Review: The Spatials
The Spatials is a space simulation game by Weird and Wry - available on Steam.
In true Star Trek style, in The Spatials, you control a set of officers. Doctors, engineers, scientists, etc. all dress in the typical colors of blue, red, and yellow. You have been chosen to build a space station on the surface of some unknown planet. You decide which rooms you want to build and your officers go to work building them. You need a place for them to sleep, a warehouse for storage, a kitchen, a dining area, a garden to relax in, and as you progress further in the game, you unlock more rooms you can build. You can also build a spaceport so visitors can come and that makes the rooms more important to build because if there’s nothing for the visitors to do, they’ll be disappointed and will go home and tell everyone you suck. I assume that’s what they’d do. Unless they burn up on re-entry.
Eventually you can build little shops your visitors can buy stuff from and factories to produce the stuff you’re selling in the shops. But of course, to make stuff, you have to collect resources. Did you know space pizza is made from bugs? It’s true. You send your crew out on missions to various planets to collect what you need. Each mission awards you resources such as water, bugs, or oil. It also gives every officer XP and you might pick up some loot like new weapons or upgrades.
The Spatials addictive and love the look of it and its cute little cartoon people walking around. The combat system is simple. It’s just a great overall game. Except… as with every other game that’s come out recently, there’s little to no instruction on how to play, nor is there a guide. If the game isn’t going to at least be intuitive, then they should make an in depth help guide or have a tutorial that says more then “to build things you build things and then you hire officers and explore things and do stuff and stuff and things”. Yeah, that’s the object of the game so I already figured that part out. Thanks for nothing, tutorial! It took some searching through forums, asking questions, and watching YouTube videos to figure out what I needed to do. Which sucks, but again, it seems the standard in games these days. I don’t need to have everything about a game handed to me, but if I can’t figure out what to do by playing it, that’s frustrating.
Overall, the game is a lot of fun.

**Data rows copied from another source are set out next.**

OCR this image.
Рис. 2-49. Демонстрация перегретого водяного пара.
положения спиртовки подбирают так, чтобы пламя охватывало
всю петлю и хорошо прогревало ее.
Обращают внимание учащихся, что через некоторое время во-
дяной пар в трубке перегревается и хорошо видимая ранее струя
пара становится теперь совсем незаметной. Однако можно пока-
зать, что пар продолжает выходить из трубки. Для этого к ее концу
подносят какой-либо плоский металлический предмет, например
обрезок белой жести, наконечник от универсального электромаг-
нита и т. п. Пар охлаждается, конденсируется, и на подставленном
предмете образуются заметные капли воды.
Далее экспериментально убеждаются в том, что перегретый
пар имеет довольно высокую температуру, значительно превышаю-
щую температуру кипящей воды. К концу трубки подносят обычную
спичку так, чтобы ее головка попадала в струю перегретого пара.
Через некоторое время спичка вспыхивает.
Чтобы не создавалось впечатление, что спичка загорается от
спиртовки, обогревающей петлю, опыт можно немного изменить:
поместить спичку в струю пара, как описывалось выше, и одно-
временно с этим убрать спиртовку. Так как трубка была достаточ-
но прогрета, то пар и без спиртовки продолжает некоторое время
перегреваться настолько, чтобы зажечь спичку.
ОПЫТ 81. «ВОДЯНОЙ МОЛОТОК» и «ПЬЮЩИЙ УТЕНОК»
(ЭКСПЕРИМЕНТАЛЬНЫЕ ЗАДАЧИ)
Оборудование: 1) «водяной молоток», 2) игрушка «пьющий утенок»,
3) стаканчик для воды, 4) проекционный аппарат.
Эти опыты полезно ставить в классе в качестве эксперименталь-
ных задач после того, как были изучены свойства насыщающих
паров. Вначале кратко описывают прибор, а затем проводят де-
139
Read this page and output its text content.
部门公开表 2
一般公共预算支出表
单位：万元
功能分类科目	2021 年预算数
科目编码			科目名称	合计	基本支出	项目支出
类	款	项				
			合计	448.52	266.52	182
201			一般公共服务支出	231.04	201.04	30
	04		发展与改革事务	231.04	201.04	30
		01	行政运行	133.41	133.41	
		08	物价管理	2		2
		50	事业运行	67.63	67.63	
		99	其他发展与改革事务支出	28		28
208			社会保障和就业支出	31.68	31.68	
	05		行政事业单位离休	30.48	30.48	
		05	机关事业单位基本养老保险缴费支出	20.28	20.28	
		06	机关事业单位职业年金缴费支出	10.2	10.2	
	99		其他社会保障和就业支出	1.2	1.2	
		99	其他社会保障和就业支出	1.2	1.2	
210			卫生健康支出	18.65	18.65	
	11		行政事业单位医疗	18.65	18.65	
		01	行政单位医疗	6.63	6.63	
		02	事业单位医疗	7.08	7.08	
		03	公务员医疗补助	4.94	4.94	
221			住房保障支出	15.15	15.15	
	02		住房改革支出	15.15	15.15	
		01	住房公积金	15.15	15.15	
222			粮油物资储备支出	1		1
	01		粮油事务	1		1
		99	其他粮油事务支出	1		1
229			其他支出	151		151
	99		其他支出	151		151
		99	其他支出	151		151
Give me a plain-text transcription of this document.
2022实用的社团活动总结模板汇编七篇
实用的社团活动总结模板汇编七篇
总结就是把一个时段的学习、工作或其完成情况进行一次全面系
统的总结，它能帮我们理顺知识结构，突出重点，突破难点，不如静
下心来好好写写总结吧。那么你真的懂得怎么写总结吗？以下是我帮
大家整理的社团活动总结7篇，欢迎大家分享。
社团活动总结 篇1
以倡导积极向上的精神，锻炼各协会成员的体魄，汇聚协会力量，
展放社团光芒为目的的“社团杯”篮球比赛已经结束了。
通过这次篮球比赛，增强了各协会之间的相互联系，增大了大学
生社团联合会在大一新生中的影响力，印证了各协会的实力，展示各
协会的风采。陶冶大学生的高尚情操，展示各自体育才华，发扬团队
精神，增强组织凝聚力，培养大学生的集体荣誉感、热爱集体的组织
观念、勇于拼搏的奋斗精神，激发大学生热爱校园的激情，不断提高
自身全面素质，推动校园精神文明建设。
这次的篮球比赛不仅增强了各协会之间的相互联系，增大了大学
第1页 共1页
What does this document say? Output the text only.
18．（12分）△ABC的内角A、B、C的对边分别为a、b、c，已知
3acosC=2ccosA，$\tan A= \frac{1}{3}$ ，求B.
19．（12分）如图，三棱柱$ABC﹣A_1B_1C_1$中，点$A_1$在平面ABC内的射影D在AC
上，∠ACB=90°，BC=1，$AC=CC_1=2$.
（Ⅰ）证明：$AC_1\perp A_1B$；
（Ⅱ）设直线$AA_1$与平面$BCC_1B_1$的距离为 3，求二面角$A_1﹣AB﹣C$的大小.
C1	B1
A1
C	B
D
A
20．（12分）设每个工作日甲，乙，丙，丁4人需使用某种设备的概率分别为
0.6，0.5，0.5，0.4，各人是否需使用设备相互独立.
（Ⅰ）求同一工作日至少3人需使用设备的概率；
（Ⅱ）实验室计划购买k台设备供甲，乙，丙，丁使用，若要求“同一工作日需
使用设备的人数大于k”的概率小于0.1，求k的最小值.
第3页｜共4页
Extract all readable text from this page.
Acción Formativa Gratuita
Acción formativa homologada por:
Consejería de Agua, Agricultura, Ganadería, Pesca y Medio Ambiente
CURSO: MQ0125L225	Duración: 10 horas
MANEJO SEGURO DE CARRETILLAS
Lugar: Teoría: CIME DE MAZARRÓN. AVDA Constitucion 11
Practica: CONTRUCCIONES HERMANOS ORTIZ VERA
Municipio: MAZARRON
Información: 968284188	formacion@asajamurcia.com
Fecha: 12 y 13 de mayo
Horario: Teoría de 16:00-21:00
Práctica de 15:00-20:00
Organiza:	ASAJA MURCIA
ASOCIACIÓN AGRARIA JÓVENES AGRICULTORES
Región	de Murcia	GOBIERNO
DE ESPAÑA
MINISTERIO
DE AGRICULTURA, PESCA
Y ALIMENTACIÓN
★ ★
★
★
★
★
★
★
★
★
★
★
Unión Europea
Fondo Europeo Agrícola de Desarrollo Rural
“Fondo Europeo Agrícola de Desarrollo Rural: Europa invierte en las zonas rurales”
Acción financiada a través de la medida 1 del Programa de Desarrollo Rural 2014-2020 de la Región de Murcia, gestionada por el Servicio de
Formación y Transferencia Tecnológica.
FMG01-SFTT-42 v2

Since you have to keep up on resources and making things to keep your officers AND your visitors happy at the same time, there’s enough going on to keep you playing. The more you play, the more things are unlocked. Gameplay is easy once you know what you’re doing. I would rate it higher then a 7 except I’ve never been more frustrated in trying to figure out how to play a game. The tutorial robot is useless and I have to include that in my rating.